First comes love, then comes marriage, then comes baby in a baby carriage. Love…check. Marriage…check. Baby carriage…after eight months of intensive in store and online research still To Be Determined.
Somehow, someway, purchasing a stroller has become as time consuming and obsession-provoking as buying a wedding dress. I genuinely would not be surprised if TLC added Say Yes to the Stroller to its Fall lineup. Travel systems, full sized, light-weight, all terrain, jogging – the choices are endless and the options are maddening. Not to mention the accessories. Rumble seat? Footmuff? Parent console? What the hell are these things and do I need them?
The one plus side of pregnancy insomnia is that I have had plenty of extra time to research the ridiculous amount of stroller options out there. My research has brought me to one definitive conclusion…stroller shopping should not be this f***king difficult. Never in my life did I think I would be stressing about whether or not 5” was a sufficient enough range of extension for a stroller handle. Nor did I think I would find countless forums debating the necessity of air vs foam filled wheels, 6” vs 8”, three wheels vs four.

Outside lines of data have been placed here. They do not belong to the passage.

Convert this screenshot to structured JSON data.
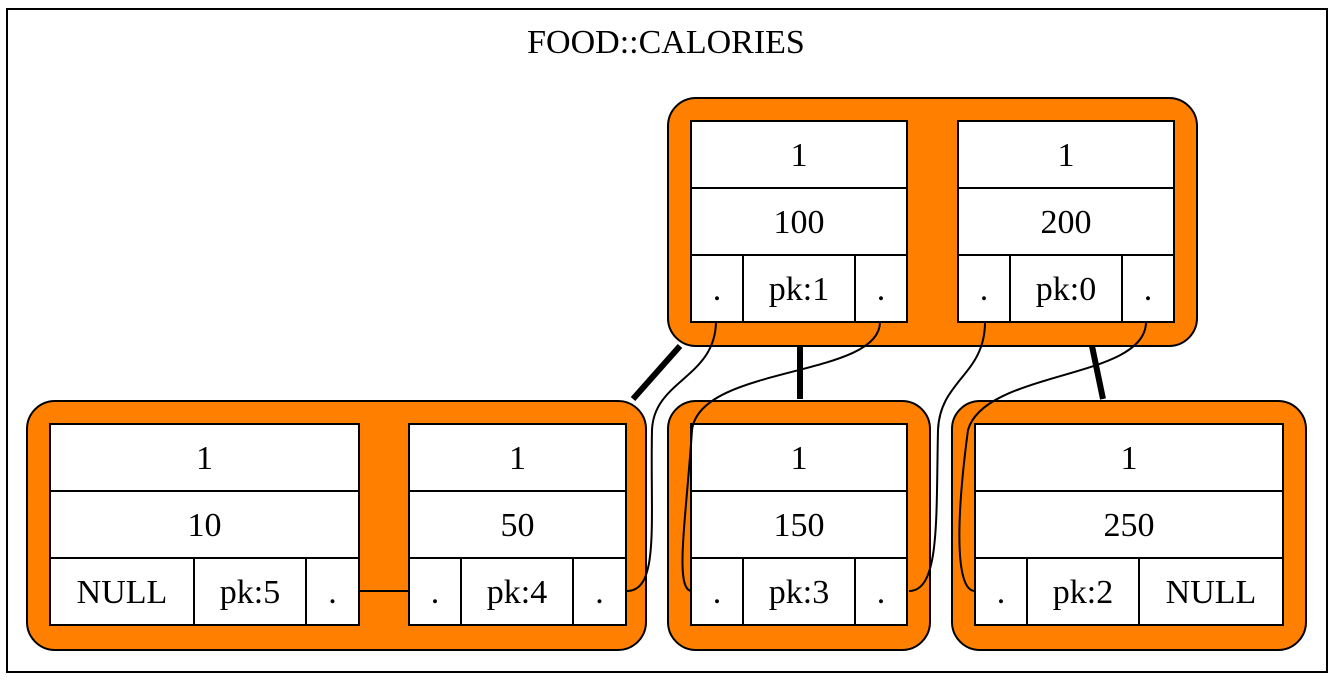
{
  "title": "FOOD::CALORIES",
  "colors": {
    "node_fill": "#ff8000",
    "cell_fill": "#ffffff",
    "stroke": "#000000",
    "background": "#ffffff"
  },
  "nodes": {
    "root": {
      "entries": [
        {
          "count": "1",
          "value": "100",
          "left": ".",
          "pk": "pk:1",
          "right": "."
        },
        {
          "count": "1",
          "value": "200",
          "left": ".",
          "pk": "pk:0",
          "right": "."
        }
      ]
    },
    "leaf1": {
      "entries": [
        {
          "count": "1",
          "value": "10",
          "left": "NULL",
          "pk": "pk:5",
          "right": "."
        },
        {
          "count": "1",
          "value": "50",
          "left": ".",
          "pk": "pk:4",
          "right": "."
        }
      ]
    },
    "leaf2": {
      "entries": [
        {
          "count": "1",
          "value": "150",
          "left": ".",
          "pk": "pk:3",
          "right": "."
        }
      ]
    },
    "leaf3": {
      "entries": [
        {
          "count": "1",
          "value": "250",
          "left": ".",
          "pk": "pk:2",
          "right": "NULL"
        }
      ]
    }
  }
}
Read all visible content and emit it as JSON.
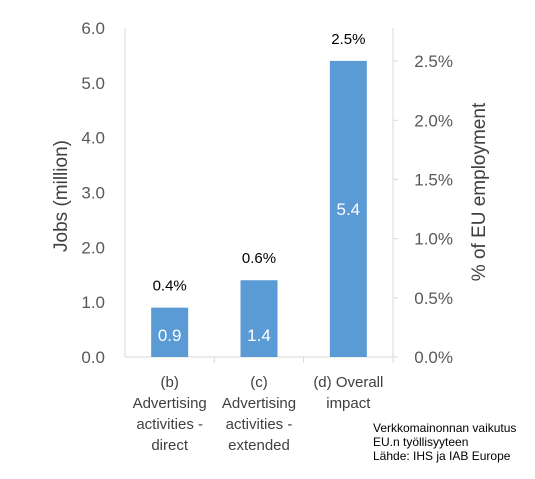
{
  "chart_data": {
    "type": "bar",
    "categories": [
      [
        "(b)",
        "Advertising",
        "activities -",
        "direct"
      ],
      [
        "(c)",
        "Advertising",
        "activities -",
        "extended"
      ],
      [
        "(d)  Overall",
        "impact"
      ]
    ],
    "values": [
      0.9,
      1.4,
      5.4
    ],
    "value_labels": [
      "0.9",
      "1.4",
      "5.4"
    ],
    "secondary_values": [
      0.4,
      0.6,
      2.5
    ],
    "secondary_labels": [
      "0.4%",
      "0.6%",
      "2.5%"
    ],
    "ylabel": "Jobs (million)",
    "y2label": "% of EU employment",
    "ylim": [
      0,
      6
    ],
    "yticks": [
      "0.0",
      "1.0",
      "2.0",
      "3.0",
      "4.0",
      "5.0",
      "6.0"
    ],
    "y2lim": [
      0,
      2.78
    ],
    "y2ticks": [
      "0.0%",
      "0.5%",
      "1.0%",
      "1.5%",
      "2.0%",
      "2.5%"
    ],
    "y2tick_values": [
      0,
      0.5,
      1.0,
      1.5,
      2.0,
      2.5
    ],
    "grid": false,
    "colors": {
      "bar": "#5b9bd5",
      "axis": "#d9d9d9"
    }
  },
  "caption": {
    "line1": "Verkkomainonnan vaikutus",
    "line2": "EU.n työllisyyteen",
    "line3": "Lähde: IHS ja IAB Europe"
  }
}
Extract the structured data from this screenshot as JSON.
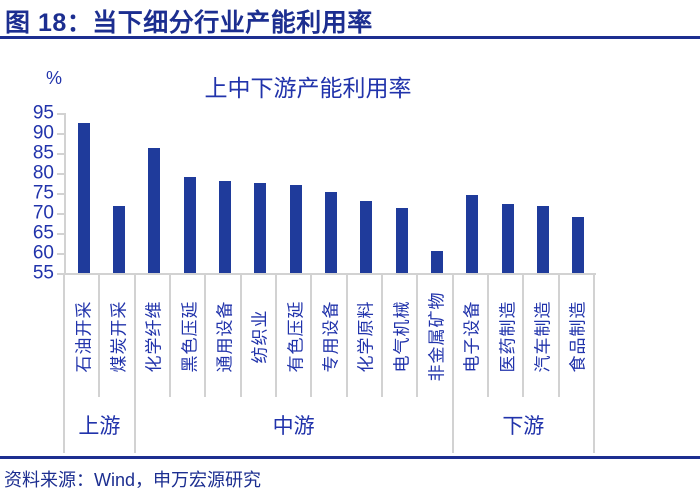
{
  "header": {
    "title": "图 18：当下细分行业产能利用率"
  },
  "source": {
    "text": "资料来源：Wind，申万宏源研究"
  },
  "colors": {
    "header_text": "#1c2e90",
    "chart_text": "#2133ab",
    "bar": "#1f3b9b",
    "axis_gray": "#d2d2d2"
  },
  "chart_data": {
    "type": "bar",
    "title": "上中下游产能利用率",
    "y_unit": "%",
    "categories": [
      "石油开采",
      "煤炭开采",
      "化学纤维",
      "黑色压延",
      "通用设备",
      "纺织业",
      "有色压延",
      "专用设备",
      "化学原料",
      "电气机械",
      "非金属矿物",
      "电子设备",
      "医药制造",
      "汽车制造",
      "食品制造"
    ],
    "values": [
      92.6,
      71.7,
      86.3,
      79.1,
      77.9,
      77.4,
      77.1,
      75.2,
      73.0,
      71.3,
      60.5,
      74.4,
      72.2,
      71.7,
      68.9
    ],
    "groups": [
      {
        "label": "上游",
        "from": 0,
        "to": 2
      },
      {
        "label": "中游",
        "from": 2,
        "to": 11
      },
      {
        "label": "下游",
        "from": 11,
        "to": 15
      }
    ],
    "ylim": [
      55,
      95
    ],
    "yticks": [
      95,
      90,
      85,
      80,
      75,
      70,
      65,
      60,
      55
    ],
    "grid": false,
    "legend": "none",
    "bar_color": "#1f3b9b"
  }
}
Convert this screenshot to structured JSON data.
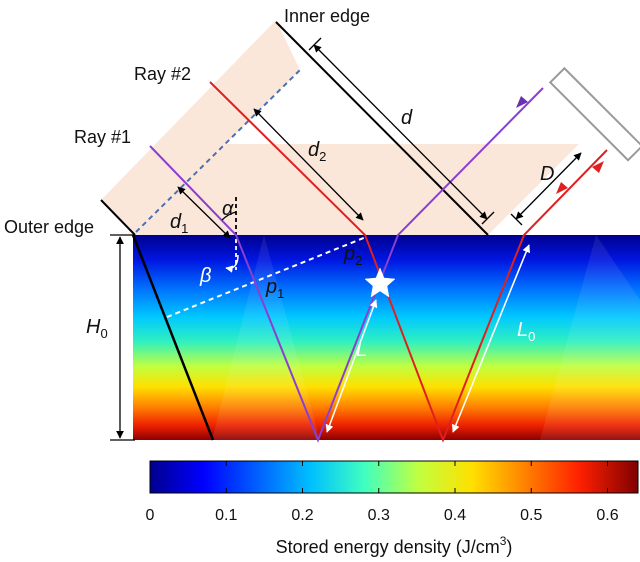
{
  "labels": {
    "inner_edge": "Inner edge",
    "outer_edge": "Outer edge",
    "ray1": "Ray #1",
    "ray2": "Ray #2"
  },
  "symbols": {
    "d": "d",
    "d1": "d",
    "d1_sub": "1",
    "d2": "d",
    "d2_sub": "2",
    "D": "D",
    "alpha": "α",
    "beta": "β",
    "p1": "p",
    "p1_sub": "1",
    "p2": "p",
    "p2_sub": "2",
    "L": "L",
    "L0": "L",
    "L0_sub": "0",
    "H0": "H",
    "H0_sub": "0"
  },
  "colorbar": {
    "label_main": "Stored energy density (J/cm",
    "label_sup": "3",
    "label_end": ")",
    "ticks": [
      "0",
      "0.1",
      "0.2",
      "0.3",
      "0.4",
      "0.5",
      "0.6"
    ],
    "tick_values": [
      0,
      0.1,
      0.2,
      0.3,
      0.4,
      0.5,
      0.6
    ],
    "min": 0,
    "max": 0.64
  },
  "colors": {
    "beam_fill": "#fbe7da",
    "ray1": "#8b3fd1",
    "ray2": "#e02020",
    "dashed": "#4a6fb5",
    "mirror": "#9a9a9a"
  }
}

What is is about strollers that brings out this craziness in expecting women?? I know I’m not the only one who, despite sheer exhaustion, spends their nights by the glow of the laptop comparing the benefits of a magnetic peekaboo window canopy vs zippered peekaboo window canopy. I know this because Jojosmommy38 and Preggysue83 have posted about it on Strollerreview.com at 3:00am. So while stroller shopping may be driving you completely insane, think of the bright side. Even on the days when you feel like you know nothing about motherhood, at least you do know the specs on 20 different strollers that are on the market.